URLs and i18n

Keld J|rn Simonsen (keld@dkuug.dk)
Wed, 31 Jan 1996 12:37:40 +0100

Message-Id: <199601311137.MAA11637@dkuug.dk>
From: keld@dkuug.dk (Keld J|rn Simonsen)
Date: Wed, 31 Jan 1996 12:37:40 +0100
To: uri@bunyip.com
Subject: URLs and i18n

Dan.Oscarsson@malmo.trab.se writes:

> >I propose that any character here be allowed, except for the 
> >URL syntax characters, (things like < / : ) - in the non-DNS
> >part of the URL. Remember these are abstract characters, and
> >there is no binding to for example ISO 10646 in the sense
> >of a character repertoire, or to any encoding (charset).

> In part this is what I said in my original message. I suggested
> that it could be defined that if characters are not encoded,
> they should be assumed to be coded as 10646 when transmitted
> digitally. Of cource on could add a charset tag like:
> http://host.x.y(iso 8859-1)/dir1/file.html
> if the need is to use an other coding than 10646.
> As long as the characters used are of the iso 8859-1 subset, a
> URL could be transmitted with 8-bit bytes as of today.

OK, I got your point that iso-8859-1 is the http default.
Anything else should be labelled in some way by http.
> About DNS - I never suggested that we should be allowed to use
> 8-bit characters in DNS (though DNS can handle 8-bit characters).
> It is the part after locationpart that need i18n.
> DNS part does not belong to these working groups, though it is
> high time 8-bit characters were allowed in DNS too.
I have explicitely kept DNS out of the discussion, so we agree.

> >2. Use of URLs in HTTP.
> >
> >Here Franc,ois proposes UTF-8. In principle I sympatise with
> >this proposal - and I could agree to this being the default.
> >The current state is that only a restricted US-ASCII set is allowed,
> >and for octets with the high bit (codes 128-255) you can use
> >the %xx to keep it in 7-bit representation.

> HTTP is defined as 8-bit and there is nothing forbidding 8-bit
> characters to be used in HTTP today. Most servers work fine if
> you send them 8-bit characters, I do it every day.
> UTF-8 would break current usage. Basic character set of HTTP/HTML
> is iso 8859-1, UTF-8 is not iso 8859-1 compatible.
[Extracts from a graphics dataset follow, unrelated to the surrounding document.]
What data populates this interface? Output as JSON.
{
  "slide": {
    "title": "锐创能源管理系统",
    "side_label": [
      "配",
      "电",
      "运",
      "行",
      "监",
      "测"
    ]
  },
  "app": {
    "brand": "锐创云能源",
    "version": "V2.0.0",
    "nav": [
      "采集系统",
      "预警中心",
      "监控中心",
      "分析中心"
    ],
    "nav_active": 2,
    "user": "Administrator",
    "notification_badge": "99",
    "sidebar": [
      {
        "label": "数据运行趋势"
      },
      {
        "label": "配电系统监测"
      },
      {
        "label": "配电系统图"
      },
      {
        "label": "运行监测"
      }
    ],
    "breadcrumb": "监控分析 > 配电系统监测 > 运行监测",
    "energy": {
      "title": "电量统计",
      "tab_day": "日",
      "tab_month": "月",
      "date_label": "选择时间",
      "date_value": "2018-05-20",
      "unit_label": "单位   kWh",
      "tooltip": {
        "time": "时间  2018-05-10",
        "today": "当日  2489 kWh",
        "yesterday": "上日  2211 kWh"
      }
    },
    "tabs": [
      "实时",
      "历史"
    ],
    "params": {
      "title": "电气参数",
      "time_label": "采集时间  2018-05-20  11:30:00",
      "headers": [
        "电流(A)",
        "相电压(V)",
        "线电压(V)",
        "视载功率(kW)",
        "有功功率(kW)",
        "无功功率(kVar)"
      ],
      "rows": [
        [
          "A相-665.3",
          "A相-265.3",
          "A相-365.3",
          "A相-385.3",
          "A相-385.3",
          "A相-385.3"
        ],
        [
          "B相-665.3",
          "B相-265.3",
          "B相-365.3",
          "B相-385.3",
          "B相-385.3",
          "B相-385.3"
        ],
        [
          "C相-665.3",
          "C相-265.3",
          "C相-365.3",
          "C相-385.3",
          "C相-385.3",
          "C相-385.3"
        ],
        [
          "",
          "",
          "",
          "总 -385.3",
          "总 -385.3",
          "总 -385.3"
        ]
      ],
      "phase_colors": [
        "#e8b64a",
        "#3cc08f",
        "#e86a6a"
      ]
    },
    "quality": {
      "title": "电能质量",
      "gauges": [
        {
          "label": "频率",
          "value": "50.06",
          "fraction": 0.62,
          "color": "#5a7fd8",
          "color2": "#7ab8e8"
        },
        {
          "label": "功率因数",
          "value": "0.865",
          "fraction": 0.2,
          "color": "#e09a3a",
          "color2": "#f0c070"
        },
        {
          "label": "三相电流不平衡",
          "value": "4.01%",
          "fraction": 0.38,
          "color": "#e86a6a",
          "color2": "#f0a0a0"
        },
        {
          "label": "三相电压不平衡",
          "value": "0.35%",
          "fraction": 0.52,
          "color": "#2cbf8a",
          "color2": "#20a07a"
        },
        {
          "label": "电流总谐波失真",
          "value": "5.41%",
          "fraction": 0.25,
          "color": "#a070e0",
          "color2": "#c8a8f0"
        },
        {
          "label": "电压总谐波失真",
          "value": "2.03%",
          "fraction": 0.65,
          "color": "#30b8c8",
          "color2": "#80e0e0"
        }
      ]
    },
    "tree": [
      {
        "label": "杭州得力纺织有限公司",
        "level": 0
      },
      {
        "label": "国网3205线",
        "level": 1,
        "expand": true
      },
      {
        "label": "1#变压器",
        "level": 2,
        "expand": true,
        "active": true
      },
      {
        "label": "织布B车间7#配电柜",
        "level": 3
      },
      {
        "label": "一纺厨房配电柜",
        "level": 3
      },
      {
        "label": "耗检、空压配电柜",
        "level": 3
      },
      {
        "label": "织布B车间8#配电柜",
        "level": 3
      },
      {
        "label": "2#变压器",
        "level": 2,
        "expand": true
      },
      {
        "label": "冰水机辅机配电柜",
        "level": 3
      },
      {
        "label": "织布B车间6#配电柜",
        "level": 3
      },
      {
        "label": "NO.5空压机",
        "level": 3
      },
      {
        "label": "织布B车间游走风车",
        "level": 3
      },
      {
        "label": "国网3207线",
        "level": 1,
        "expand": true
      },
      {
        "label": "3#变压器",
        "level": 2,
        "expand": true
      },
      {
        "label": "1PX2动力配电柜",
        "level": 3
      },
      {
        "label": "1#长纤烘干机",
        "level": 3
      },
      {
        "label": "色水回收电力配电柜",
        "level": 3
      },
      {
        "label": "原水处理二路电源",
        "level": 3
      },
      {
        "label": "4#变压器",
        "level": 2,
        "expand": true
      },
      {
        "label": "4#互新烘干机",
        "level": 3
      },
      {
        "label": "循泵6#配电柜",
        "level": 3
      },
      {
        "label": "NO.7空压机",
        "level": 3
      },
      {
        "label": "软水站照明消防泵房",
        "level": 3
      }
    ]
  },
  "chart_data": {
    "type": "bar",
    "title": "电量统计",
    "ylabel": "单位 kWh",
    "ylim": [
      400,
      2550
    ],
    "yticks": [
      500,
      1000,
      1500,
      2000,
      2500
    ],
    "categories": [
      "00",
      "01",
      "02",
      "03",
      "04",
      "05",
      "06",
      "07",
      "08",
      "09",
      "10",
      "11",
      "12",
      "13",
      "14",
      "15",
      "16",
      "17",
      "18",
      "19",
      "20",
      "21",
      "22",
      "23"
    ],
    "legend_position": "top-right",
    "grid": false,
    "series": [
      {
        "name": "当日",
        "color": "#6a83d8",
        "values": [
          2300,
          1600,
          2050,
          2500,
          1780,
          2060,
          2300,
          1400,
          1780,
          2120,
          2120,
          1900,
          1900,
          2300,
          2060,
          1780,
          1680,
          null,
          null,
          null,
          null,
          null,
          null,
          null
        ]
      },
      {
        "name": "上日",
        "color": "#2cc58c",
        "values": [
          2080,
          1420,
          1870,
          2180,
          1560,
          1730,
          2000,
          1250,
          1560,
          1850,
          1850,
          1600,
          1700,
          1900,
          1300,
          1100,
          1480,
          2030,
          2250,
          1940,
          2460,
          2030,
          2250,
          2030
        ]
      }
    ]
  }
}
Except that URLs are defined to be 7-bit. I agree that UTF-8 and
iso-8859-1 are conflicting.
> >Also I think the burden should be placed on the server rather than the
> >client, as it is the server which is specialized and references
> >a store with the need, while every client in the world should be
> >able to reference that specific server's data (via eg. URLs coming
> >from other documents.) The server is where the intelligense is 
> >needed and can be expected, while the client may stay dumb.

> It sound good, but one important thing is that the user must
> be able to in a URL location input field, enter an URL with
> non ascii characters and not get it encoded as some idiotic
> MS-DOS character set that is not used by the server!
> This need to be solved.

yes, of cause. If the user enters a url with non-ascii chars,
then it is the clients responsibility  to convert it into something that
can be understood by the server with the new i18n url spec, say
iso-8859-1 or utf-8 charset.

> >
> >3. Use of URLs in HTML.
> >
> It is not acceptable to define that during transmission all
> URLS must be encoded and therefore request the www-server to
> translate every document is handles. We cannot place to great burden
> of the server, the large CPU power lies of the client side.

URLs are always encoded - abstract characters encoded in some character
set. I am not talking about translating whole documents, only
the URLs. The server gets an URL in a request from the client, and then
the server has to translate the URL into its native charset (possibly
the same). Considering all the other work done on an URL before
the server can deliver a document to a client, this conversion 
is not a big impact.
> >
> UTF-8 is bad as I stated above as it breaks compatibility with
> current usage. Sugges either a UTF-encoding compatible with
> iso 8859-1 or that HTTP protocol is extended with a UCS-2 or UTF-8
> mode (could be done with prefix characters to the request line).

Point taken. I think we need to label the URL charset in the header
anyway - when it is not iso-8859-1 or ascii - as all other charset
info is labelled in HTTP/HTML. For compatibility reasons I propose that
this be done with a header like url-charset - then servers
conforming to HTTP/1.0 can deal with this new protocol specification
without change, as per the draft HTTP spec. This would not be possible
if we added syntax to the URL specification.